Surréaliste, décalée mot faible pour cette farce où les mots se mêlent et s’emmêlent. Karibou et Thierry Chavant au dessin sont partis d’un fait précis, classique vers un joyeux délire. Braquage et anecdotes savoureuses à raconter en soirée n’est pas ce que l’on croit encore qu’il faille faire attention à la manipulation. On ne sait jamais, les islamistes veillent. Ils sont partout.

Une banque, le Crédit d’Epargne, le lieutenant Marlène Taffin est négociatrice pour la police. La banque est braquée mais le GIGN n’a aucun renseignement sauf que son mari fait partie des otages.  Savoureuse anecdote reprise par Marlène, Damas en Syrie est la plus ancienne ville habitée au monde. Petit succès d’estime, le flic qui dirige a semble-t-il bien connu Marlène. Une ligne directe de téléphone, pas de demandes des braqueurs et pas d’autres anecdotes. Dommage. Elle sait que son mari est orage comme tout le monde en fait. Elle n’a pas percuté Marlène. Otage à l’intérieur. Une négociatrice de haut vol qui a su faire baisser le prix de sa veste de 1000 dirhams dans les souks au Maroc. A elle le job. Le téléphone sonne, pas de réponse. C’est un numéro masque, peut-être un service de vente pourri. ou la police, faut voir. Les deux truands ont des doutes, un autre perce le coffre, le quatrième attend dans la voiture. Négocier leur fuite, un avion et un pilote. C’est le gang des Bédoulens. Des bédouins ? Des islamistes, une 5e colonne ? La TV est informée alors qu’elle fait un reportage sur le prix des tomates dont le prix pourrait bien augmenter à cause des immigrés dixit une vieille dame. Ils risquent d’exécuter les otages. Bédoulens, pas bédouins. Nul le chef des flics. A la TV un sosie de Pascal Praud prend l’antenne.

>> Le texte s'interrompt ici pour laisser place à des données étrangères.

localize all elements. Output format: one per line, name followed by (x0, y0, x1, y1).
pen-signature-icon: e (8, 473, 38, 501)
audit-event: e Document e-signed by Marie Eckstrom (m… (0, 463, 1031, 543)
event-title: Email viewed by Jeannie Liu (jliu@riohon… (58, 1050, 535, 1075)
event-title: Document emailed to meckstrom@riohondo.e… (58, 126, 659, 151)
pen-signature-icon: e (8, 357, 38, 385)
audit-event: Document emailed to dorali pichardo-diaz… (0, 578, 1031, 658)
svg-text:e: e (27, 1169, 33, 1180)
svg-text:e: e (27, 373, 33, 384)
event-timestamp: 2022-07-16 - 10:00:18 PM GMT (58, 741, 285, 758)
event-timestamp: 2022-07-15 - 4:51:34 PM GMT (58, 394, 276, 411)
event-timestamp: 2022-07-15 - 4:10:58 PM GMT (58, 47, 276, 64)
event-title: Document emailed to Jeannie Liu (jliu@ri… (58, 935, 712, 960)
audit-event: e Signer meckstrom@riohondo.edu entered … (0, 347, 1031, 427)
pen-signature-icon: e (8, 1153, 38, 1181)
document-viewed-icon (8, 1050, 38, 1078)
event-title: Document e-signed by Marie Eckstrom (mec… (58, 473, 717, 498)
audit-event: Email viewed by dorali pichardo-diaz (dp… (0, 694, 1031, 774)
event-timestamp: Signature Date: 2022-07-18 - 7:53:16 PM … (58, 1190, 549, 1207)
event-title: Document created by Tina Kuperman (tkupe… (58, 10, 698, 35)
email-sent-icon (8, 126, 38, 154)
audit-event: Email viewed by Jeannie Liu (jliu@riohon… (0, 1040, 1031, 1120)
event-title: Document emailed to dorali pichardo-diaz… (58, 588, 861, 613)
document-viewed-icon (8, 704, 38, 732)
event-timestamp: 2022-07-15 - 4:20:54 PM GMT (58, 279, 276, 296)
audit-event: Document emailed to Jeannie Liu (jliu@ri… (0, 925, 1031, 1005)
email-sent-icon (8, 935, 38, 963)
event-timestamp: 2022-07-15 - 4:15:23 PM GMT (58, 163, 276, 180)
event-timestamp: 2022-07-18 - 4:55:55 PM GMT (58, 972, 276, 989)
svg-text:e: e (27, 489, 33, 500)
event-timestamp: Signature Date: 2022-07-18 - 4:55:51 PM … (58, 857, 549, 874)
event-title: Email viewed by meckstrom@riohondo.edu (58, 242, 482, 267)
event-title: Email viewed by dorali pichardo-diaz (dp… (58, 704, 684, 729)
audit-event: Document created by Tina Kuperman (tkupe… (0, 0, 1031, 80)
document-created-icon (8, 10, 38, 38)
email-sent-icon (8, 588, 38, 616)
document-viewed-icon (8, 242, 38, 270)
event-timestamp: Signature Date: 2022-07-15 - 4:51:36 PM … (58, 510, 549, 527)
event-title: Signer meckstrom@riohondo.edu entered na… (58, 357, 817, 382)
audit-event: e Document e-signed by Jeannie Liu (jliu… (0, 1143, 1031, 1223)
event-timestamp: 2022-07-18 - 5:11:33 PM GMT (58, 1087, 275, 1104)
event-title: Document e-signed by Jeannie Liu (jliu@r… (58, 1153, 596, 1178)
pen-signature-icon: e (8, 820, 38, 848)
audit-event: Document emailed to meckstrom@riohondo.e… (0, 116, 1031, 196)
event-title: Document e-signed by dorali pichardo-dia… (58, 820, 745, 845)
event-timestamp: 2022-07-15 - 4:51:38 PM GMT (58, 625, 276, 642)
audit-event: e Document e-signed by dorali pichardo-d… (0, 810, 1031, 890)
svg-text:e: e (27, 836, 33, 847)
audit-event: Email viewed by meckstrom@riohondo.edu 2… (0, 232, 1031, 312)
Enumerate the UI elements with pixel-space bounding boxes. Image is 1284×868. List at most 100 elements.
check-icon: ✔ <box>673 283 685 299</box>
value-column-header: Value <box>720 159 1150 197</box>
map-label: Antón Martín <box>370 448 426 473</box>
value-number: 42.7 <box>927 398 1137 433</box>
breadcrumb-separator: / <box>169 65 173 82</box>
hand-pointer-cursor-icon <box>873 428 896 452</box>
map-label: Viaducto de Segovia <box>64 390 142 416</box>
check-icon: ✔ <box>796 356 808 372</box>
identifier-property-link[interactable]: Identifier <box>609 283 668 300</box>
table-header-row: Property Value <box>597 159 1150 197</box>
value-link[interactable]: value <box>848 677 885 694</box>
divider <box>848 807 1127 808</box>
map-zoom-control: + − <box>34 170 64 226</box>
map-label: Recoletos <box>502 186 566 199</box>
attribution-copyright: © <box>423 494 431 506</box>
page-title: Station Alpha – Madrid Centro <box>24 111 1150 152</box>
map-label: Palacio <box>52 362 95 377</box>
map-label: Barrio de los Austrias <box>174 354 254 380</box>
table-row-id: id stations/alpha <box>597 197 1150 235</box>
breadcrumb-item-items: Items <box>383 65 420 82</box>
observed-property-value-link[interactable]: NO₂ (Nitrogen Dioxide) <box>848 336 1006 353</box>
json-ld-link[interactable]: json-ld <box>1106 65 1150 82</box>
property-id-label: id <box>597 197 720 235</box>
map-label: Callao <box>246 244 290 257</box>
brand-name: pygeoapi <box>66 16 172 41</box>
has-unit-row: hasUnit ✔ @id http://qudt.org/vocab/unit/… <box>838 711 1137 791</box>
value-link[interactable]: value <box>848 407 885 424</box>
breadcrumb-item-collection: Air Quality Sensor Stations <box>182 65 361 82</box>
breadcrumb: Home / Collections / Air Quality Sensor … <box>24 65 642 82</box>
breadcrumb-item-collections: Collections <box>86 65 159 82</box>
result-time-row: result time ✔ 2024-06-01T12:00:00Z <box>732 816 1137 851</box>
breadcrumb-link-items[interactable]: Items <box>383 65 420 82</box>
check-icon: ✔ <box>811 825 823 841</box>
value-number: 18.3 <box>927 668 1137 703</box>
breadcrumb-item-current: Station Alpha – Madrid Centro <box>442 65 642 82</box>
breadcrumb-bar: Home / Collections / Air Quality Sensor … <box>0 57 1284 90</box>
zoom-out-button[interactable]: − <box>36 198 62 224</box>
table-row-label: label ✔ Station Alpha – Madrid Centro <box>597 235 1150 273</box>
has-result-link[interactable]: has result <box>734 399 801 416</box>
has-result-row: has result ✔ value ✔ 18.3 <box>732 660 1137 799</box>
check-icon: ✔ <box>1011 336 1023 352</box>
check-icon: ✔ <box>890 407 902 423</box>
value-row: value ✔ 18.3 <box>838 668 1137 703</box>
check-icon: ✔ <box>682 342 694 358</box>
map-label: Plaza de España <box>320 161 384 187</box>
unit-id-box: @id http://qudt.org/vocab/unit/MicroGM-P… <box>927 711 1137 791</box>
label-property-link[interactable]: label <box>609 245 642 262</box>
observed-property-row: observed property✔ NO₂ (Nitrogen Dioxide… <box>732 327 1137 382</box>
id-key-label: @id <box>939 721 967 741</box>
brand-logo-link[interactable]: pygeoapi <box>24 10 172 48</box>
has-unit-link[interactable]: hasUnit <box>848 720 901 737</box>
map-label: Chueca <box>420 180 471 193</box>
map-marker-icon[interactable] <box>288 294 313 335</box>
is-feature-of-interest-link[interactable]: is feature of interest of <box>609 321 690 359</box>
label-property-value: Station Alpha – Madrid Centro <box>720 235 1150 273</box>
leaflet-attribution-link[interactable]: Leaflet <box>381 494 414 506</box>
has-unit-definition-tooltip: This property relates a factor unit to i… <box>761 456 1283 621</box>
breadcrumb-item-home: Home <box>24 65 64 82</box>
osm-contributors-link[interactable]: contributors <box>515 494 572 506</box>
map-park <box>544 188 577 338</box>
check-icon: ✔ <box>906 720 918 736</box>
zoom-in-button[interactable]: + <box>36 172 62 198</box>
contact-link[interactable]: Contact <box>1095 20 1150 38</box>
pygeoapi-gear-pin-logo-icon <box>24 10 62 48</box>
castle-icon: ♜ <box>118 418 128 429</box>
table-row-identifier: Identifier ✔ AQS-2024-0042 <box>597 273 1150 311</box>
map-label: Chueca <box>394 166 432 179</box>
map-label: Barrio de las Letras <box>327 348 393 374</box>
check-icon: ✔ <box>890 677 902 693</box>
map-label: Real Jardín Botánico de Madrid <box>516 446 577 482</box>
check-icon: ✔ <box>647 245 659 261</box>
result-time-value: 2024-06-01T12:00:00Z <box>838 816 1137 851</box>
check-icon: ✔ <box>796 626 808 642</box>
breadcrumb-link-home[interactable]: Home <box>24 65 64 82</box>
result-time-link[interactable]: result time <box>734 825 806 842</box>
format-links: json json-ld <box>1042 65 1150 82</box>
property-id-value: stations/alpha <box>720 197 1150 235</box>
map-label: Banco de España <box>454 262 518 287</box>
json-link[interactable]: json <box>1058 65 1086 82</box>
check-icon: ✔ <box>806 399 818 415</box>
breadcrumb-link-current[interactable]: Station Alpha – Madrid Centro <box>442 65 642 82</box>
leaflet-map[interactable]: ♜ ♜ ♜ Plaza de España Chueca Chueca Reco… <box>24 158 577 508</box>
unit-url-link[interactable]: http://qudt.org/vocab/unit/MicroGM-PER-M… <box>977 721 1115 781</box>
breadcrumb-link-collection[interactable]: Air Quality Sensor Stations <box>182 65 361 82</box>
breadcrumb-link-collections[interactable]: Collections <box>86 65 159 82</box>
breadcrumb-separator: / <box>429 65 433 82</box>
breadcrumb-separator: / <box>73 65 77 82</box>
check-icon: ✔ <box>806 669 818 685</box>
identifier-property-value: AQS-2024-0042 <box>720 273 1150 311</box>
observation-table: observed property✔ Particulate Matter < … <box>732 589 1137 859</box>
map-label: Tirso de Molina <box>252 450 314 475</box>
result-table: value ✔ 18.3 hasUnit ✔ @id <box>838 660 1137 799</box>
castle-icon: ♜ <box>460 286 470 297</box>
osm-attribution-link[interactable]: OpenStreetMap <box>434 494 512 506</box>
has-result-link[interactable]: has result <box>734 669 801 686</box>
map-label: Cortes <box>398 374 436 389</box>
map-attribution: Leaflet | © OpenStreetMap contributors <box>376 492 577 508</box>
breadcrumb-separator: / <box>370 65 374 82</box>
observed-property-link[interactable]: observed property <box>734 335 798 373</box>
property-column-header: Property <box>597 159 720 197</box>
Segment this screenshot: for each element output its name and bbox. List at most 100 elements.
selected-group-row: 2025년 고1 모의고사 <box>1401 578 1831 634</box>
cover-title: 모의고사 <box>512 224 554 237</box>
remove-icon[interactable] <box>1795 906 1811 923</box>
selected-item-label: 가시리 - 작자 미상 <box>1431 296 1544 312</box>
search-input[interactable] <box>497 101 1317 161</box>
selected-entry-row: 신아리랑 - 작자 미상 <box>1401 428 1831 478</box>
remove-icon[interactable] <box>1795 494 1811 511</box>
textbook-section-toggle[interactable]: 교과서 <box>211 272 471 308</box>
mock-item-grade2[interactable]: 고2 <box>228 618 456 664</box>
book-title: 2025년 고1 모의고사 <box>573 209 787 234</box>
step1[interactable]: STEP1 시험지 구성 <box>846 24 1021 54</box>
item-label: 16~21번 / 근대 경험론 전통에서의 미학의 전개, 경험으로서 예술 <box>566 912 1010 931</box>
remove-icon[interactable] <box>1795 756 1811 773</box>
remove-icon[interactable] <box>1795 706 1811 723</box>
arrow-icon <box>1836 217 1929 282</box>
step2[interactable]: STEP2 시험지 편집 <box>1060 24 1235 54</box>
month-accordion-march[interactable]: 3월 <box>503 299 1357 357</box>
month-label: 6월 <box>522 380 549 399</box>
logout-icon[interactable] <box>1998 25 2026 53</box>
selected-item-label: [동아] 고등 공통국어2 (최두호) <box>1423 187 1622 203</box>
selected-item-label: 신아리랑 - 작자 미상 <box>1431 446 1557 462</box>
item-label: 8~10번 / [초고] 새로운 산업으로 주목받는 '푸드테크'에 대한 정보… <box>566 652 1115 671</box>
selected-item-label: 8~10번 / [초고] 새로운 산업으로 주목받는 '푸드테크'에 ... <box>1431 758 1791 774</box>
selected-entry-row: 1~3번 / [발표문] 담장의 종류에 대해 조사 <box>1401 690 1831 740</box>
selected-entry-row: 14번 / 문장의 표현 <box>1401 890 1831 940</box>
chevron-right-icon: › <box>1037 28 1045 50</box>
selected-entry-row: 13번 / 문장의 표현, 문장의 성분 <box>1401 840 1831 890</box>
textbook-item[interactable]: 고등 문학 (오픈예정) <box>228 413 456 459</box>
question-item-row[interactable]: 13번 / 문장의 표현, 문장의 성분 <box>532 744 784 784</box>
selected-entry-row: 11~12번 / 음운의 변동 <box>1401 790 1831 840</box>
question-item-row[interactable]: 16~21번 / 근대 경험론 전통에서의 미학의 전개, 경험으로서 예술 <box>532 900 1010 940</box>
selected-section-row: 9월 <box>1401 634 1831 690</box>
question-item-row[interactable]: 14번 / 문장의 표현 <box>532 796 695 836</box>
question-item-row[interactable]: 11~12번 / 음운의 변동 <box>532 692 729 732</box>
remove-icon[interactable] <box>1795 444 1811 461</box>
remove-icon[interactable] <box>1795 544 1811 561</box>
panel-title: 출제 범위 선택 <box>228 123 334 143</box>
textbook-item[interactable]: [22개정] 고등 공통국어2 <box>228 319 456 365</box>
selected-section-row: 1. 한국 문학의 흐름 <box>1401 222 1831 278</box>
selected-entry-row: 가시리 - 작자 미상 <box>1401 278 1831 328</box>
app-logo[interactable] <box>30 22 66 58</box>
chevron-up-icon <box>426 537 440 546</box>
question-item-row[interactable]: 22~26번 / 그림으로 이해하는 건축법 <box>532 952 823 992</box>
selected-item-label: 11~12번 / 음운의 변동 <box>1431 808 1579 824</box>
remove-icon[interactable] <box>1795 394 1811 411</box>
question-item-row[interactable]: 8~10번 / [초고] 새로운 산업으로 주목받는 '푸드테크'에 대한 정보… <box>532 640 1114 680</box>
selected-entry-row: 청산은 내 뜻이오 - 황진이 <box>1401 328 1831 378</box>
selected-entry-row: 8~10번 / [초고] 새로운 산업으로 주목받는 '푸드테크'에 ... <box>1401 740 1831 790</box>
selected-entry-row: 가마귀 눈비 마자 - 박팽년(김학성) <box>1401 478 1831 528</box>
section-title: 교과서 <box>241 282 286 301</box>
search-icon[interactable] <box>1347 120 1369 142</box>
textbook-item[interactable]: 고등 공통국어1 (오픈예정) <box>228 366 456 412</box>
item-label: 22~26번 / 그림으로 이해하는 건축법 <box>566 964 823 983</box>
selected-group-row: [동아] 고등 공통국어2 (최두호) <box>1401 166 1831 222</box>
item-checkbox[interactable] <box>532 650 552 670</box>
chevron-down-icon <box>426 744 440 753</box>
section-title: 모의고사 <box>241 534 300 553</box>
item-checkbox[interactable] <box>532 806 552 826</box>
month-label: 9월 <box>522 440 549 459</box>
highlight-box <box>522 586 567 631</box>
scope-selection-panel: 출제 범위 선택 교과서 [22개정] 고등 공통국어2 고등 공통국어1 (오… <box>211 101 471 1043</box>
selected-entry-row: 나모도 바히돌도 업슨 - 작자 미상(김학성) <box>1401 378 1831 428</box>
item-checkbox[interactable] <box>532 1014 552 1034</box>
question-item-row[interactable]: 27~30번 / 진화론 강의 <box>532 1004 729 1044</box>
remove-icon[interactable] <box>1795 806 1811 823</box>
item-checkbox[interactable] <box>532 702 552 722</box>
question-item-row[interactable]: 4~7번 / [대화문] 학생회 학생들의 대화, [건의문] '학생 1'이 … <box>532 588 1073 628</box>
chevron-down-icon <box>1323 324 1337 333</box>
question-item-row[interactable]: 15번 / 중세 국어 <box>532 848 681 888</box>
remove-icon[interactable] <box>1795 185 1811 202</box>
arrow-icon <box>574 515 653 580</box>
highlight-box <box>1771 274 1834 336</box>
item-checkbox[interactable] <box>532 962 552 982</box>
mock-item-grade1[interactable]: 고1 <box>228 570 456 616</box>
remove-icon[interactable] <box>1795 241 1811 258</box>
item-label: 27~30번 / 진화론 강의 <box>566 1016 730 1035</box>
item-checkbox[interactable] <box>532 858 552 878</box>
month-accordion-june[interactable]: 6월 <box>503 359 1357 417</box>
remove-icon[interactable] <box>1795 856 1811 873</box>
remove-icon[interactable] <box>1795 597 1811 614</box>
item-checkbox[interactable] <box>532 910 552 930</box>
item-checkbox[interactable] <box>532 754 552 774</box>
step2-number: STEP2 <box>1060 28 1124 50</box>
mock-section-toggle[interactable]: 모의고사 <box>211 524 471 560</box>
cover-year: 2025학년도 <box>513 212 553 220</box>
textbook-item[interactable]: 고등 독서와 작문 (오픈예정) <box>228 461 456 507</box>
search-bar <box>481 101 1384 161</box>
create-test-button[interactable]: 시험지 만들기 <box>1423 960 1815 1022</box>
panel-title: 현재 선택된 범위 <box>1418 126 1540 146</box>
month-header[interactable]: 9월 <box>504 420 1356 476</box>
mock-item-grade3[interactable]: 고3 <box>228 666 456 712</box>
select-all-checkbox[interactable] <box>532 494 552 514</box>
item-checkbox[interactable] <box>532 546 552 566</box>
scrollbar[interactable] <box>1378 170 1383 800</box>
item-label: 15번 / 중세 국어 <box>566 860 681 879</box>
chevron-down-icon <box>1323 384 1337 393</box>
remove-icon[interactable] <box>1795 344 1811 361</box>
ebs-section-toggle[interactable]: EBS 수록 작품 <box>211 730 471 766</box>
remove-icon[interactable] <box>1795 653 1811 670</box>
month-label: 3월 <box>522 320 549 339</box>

Marlène se présente devant la porte de la banque. Mohammed, non Albert. Une couche de Damas pour détendre l’atmosphère. Ils savent. Une preuve de plus. Reste la Grèce.

Et tout part en vrille. Absurdité au rendez-vous bien maîtrisée sur fond de paranoïa collective quand tout le monde pense, par réflexe, que les braqueurs sont des terroristes islamiques. Malfrats normaux c’est rassurant au moins pour eux. Direct à la TV, plateau de spécialistes et frousse mélangé à la lâcheté d’un otage qui n’a jamais été Charlie. Marlène a les neurones bloqués sur fréquence ils sont islamistes, très idiote. Le sosie de Bruno Retailleau et de Praud font monter la sauve comme de vrai. Des dialogues qui accrochent, de l’humour parfois teinté de noir. Un album qui surprend, étonne et séduit. Il fallait arriver à faire tenir debout cette aventure inégalable dans le lignée de Dernière réunion avant l’apocalypse.